От фермы в Адене до швейцарской границы, по расчетам Конуэя, было миль четыреста, но это расстояние его не пугало. Как-то ночью в середине мая Конуэй расстался с заветной тачкой и благополучно пересек границу. Лишь в Швейцарии он узнал, что большая европейская война уже закончилась.
Американские доллары пришлись в Швейцарии как нельзя кстати. Конуэй купил себе приличную одежду, нашел маленький, дешевый пансион и тихо отсиживался там два дня. Все это время он работал над письмом, переписывая его снова и снова. Бороду решил не сбривать.

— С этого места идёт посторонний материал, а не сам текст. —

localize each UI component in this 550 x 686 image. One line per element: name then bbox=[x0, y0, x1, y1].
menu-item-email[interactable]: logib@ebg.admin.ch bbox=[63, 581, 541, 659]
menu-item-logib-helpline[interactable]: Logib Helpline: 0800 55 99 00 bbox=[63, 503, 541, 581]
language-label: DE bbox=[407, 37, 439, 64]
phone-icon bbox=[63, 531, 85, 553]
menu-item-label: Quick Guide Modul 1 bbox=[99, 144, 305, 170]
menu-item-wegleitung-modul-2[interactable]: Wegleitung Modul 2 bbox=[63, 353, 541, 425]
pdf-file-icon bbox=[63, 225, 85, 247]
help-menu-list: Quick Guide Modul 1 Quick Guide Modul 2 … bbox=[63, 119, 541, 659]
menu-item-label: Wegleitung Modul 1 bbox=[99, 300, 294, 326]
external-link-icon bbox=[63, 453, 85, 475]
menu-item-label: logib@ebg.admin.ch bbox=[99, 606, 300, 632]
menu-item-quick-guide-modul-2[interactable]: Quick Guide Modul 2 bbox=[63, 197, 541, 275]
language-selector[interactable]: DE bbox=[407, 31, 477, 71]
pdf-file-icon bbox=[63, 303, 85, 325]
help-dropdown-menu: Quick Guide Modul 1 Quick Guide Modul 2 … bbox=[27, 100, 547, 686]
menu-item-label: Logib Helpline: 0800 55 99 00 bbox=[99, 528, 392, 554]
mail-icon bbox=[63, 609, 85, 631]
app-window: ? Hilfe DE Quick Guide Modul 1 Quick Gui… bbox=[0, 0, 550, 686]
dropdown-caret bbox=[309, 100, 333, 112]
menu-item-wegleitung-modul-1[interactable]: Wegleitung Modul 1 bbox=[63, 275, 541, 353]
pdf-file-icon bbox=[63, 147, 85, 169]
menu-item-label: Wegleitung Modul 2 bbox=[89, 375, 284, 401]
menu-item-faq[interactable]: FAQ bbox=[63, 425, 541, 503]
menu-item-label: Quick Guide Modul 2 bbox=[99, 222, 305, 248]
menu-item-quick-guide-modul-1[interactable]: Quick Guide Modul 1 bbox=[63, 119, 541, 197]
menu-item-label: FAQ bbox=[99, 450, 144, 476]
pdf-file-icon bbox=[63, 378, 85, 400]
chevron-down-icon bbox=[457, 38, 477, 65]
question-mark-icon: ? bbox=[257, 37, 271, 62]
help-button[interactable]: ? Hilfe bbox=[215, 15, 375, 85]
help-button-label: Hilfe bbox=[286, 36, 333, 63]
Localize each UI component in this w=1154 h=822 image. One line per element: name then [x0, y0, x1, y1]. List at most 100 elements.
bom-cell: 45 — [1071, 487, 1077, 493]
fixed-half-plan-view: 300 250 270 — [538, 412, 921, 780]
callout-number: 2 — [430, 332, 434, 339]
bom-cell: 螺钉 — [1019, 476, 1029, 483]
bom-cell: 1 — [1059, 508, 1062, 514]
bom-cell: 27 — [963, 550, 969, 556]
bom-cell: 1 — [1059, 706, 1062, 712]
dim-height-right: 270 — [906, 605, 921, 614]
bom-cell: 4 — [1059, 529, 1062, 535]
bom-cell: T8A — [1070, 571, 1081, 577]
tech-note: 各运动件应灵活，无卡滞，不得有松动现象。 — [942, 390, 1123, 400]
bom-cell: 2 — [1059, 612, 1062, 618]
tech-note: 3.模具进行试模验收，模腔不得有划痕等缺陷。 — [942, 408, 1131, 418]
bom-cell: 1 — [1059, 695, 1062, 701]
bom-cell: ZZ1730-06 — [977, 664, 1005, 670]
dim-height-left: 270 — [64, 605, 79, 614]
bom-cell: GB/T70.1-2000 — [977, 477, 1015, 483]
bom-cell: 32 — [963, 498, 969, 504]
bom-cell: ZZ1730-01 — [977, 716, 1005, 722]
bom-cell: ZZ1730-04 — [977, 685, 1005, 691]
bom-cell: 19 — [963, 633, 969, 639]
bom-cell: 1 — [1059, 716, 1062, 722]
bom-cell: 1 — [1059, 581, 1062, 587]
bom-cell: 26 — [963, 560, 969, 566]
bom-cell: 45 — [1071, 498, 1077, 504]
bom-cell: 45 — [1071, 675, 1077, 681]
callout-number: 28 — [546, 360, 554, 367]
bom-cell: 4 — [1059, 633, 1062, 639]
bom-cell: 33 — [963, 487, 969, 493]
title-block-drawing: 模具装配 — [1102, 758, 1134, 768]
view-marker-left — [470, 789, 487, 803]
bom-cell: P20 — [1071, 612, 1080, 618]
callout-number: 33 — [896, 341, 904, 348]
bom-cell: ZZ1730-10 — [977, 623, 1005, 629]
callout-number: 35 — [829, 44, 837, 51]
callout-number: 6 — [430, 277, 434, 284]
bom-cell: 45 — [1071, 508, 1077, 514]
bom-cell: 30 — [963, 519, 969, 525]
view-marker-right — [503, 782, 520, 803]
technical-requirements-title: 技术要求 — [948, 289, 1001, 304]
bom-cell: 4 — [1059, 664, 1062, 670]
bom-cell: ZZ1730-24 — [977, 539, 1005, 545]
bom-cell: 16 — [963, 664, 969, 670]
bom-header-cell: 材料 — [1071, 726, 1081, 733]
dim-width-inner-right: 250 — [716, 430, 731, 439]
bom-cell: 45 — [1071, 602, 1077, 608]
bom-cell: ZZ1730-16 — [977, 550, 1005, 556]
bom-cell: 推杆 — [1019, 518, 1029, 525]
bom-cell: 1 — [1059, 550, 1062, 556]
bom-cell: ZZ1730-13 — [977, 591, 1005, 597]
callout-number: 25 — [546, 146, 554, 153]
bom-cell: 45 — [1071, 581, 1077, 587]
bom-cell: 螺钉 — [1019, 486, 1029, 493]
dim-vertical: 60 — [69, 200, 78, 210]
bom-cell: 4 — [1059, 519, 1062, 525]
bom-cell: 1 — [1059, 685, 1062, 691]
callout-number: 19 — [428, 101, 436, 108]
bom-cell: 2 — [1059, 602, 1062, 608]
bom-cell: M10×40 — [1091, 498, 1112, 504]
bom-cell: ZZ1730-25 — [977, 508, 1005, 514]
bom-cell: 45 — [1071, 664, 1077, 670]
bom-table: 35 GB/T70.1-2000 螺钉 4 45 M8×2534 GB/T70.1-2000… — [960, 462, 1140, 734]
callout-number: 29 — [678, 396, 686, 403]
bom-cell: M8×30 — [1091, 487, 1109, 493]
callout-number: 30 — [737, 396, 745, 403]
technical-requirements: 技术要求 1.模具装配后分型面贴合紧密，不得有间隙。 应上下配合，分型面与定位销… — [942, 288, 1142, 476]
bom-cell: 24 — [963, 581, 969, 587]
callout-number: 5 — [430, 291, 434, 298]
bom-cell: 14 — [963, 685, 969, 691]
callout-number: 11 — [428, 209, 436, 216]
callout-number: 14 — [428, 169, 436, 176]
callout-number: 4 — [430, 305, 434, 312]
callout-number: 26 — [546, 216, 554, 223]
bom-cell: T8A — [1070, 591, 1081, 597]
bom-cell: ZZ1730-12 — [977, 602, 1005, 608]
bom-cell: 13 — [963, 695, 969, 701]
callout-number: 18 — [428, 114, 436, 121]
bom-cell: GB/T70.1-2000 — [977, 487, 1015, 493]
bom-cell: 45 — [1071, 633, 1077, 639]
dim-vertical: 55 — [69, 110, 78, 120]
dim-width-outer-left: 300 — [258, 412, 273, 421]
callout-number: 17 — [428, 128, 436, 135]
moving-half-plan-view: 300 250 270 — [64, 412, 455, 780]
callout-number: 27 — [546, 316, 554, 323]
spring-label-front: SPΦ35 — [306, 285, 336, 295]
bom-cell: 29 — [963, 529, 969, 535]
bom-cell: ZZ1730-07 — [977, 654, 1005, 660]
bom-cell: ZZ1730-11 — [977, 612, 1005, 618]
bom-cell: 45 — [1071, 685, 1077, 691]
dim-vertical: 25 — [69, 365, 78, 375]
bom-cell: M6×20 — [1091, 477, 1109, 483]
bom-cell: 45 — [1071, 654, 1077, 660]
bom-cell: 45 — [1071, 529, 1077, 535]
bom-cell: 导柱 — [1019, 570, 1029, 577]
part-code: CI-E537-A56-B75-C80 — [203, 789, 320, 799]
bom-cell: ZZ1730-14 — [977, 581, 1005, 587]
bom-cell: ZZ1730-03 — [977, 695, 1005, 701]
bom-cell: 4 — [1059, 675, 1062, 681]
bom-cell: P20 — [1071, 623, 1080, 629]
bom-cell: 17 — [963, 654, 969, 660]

Во время продолжительного путешествия у Конуэя было достаточно времени, чтобы обдумать свое будущее. Он пришел к выводу, что будущее для него возможно лишь в одном случае: если кто-то окажет ему помощь. Чем больше ирландец размышлял на эту тему, тем яснее ему становилось, что рассчитывать он мог на помощь лишь из одного источника. Возвращаться в Стокгольм смысла не имело – британские и американские разведслужбы чувствовали себя в шведской столице как дома. Кроме того, корпорация «Ко-лект» имела в Швеции мощный филиал. Дублин тоже исключался – Конуэй имел возможность на собственном опыте убедиться, насколько бесцеремонно англичане ведут себя в независимой Ирландии.